Rabbi Meir Shapira of Lublin (1887 – 1933; president of Agudat Yisrael in Poland, head of the Chachmei Lublin yeshiva, and initiator of the concept of daf yomi) offered a profound interpretation of Pharaoh’s words. When Moses and Aaron came to Pharaoh and demanded he let the Jewish nation leave for the desert to worship God, Pharaoh thought their request was surreal, since he considered them slaves unable to worship any god. He saw them as tools in the service of the kingdom; slaves devoid of personalities. The demand brought by Moses and Aaron seemed to him completely illogical.

SO PHARAOH said, “Provide a sign for yourselves.” Pharaoh did not tell them to perform just any magic but to prove that their demand was possible and that the Hebrew slaves could rise to the level of God worshipers. The sign was needed to prove that the words of Moses and Aaron were not surreal.

And indeed, the sign was the staff becoming a serpent and then going back to being a staff. Moses and Aaron proved with this sign that when there is siyata d’shmaya, help from heaven, there is nothing that isn’t possible. If God wants to take the Jewish nation out of Egypt and give them the Torah on Mount Sinai, then it is as possible as the staff becoming a serpent, then reverting to being a staff.

The redemption of the Jewish nation from Egyptian slavery and their becoming a nation that received the Torah involved an extensive and comprehensive change in consciousness.
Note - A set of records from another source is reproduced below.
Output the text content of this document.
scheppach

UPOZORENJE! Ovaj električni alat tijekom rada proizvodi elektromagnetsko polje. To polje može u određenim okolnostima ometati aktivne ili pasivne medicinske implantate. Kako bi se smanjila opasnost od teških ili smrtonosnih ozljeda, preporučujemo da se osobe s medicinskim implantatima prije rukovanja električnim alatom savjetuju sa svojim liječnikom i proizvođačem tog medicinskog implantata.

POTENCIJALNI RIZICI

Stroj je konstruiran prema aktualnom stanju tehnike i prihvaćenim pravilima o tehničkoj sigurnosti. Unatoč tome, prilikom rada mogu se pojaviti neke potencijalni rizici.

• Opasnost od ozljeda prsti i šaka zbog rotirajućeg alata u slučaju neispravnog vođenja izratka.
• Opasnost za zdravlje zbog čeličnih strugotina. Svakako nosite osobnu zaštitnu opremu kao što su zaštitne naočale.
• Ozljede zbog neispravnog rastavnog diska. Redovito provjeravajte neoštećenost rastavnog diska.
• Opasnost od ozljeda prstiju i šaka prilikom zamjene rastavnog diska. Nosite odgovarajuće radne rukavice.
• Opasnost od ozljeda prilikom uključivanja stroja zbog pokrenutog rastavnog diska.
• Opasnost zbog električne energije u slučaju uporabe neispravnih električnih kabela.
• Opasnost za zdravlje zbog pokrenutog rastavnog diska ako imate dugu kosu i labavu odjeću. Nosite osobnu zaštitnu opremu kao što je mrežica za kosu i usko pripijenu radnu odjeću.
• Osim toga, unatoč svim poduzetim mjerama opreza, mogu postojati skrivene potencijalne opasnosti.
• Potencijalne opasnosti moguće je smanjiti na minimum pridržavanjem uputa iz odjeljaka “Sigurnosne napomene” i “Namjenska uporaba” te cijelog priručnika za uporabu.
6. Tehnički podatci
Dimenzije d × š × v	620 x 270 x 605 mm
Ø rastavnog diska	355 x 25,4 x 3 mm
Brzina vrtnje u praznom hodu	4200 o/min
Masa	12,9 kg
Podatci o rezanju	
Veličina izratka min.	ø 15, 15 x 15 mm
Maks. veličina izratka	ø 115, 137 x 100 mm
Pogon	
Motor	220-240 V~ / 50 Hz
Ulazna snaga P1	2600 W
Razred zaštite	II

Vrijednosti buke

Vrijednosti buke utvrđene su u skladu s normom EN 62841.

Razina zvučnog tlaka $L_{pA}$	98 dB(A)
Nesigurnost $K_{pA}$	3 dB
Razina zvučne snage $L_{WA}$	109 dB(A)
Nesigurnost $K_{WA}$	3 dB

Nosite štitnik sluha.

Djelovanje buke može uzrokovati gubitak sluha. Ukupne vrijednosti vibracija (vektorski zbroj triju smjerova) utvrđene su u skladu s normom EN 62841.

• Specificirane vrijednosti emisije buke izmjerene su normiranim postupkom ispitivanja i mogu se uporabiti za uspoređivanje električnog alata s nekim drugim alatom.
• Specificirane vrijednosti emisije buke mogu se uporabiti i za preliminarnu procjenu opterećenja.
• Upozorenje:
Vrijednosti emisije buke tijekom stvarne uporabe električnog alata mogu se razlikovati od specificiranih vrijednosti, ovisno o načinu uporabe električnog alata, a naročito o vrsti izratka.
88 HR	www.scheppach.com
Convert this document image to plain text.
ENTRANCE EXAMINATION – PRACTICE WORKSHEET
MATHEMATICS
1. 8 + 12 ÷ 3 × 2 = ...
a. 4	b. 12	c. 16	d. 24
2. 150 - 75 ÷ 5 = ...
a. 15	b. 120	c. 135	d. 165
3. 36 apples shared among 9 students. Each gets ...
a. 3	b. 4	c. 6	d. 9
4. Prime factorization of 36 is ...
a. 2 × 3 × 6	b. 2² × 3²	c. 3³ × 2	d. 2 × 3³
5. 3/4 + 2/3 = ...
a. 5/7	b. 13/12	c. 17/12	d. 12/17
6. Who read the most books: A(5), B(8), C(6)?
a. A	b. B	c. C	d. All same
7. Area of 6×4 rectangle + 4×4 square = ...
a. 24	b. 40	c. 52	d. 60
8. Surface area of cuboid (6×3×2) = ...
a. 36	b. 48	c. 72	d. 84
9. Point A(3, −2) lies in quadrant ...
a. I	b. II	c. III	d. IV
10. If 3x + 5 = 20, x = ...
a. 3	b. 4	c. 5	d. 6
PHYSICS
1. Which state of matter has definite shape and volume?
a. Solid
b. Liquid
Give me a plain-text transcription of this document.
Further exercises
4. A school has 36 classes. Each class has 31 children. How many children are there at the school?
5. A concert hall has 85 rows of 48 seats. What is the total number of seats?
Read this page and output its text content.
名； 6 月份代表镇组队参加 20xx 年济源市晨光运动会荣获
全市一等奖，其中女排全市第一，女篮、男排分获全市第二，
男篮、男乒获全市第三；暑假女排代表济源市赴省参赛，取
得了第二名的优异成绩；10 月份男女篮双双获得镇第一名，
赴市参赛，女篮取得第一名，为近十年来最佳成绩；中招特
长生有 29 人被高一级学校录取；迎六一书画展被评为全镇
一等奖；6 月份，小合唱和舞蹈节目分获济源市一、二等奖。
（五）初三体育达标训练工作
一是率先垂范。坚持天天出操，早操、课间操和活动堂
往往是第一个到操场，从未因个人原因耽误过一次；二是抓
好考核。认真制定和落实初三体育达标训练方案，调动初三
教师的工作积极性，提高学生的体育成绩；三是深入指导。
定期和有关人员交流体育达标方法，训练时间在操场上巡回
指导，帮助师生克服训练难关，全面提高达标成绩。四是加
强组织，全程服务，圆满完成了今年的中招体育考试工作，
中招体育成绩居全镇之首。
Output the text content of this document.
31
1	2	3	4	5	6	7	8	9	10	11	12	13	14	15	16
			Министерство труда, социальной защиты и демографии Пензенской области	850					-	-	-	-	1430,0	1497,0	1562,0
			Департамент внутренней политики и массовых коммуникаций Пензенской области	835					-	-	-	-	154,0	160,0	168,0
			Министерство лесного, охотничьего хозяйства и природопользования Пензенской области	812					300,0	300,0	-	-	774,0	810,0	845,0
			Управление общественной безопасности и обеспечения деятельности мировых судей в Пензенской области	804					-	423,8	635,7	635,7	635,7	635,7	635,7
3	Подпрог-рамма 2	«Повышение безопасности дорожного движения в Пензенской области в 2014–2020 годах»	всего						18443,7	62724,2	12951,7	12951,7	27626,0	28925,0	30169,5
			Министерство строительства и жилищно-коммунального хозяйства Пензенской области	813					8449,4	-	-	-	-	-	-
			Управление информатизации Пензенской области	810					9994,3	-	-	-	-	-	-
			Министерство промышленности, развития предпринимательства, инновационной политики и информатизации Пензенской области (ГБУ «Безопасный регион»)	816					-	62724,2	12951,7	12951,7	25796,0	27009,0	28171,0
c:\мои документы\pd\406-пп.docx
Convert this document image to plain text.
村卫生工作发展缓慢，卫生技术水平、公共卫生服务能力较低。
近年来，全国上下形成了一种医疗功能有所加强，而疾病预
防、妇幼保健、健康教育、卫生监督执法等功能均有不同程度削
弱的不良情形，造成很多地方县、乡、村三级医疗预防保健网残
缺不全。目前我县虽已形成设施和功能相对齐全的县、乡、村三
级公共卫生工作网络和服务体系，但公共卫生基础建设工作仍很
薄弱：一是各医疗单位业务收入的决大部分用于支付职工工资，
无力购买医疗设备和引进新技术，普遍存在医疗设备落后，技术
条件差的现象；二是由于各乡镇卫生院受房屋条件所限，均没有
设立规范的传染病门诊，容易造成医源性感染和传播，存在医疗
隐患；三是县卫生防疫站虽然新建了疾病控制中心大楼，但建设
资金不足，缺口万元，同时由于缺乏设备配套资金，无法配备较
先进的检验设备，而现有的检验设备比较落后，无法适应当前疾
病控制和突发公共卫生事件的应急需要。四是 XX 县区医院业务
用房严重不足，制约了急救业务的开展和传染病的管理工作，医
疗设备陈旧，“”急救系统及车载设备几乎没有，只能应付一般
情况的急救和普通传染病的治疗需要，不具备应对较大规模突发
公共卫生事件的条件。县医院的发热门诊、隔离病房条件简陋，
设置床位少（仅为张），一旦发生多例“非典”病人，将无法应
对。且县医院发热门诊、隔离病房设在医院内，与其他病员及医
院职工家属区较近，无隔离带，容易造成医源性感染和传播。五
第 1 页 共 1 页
From slaves devoid of choice, they became the nation that stands for free choice; from people whose rights were trampled, they became “a kingdom of priests and a holy nation” whose mission is to lead all of humanity toward a life of justice and morality. Could such a change even be possible?

The staff that became a serpent and went back to being a staff came to prove to Moses and Aaron, and to the entire Jewish nation, that this was a possible change. And it came to also teach us, learners of Torah thousands of years later, that we are not expected to do the impossible.

What is expected of us is possible because human effort that goes along with help from heaven, can surprise even the most optimistic person and bring about accomplishments that seem hard to attain. ■

The writer is rabbi of the Western Wall and Holy Sites.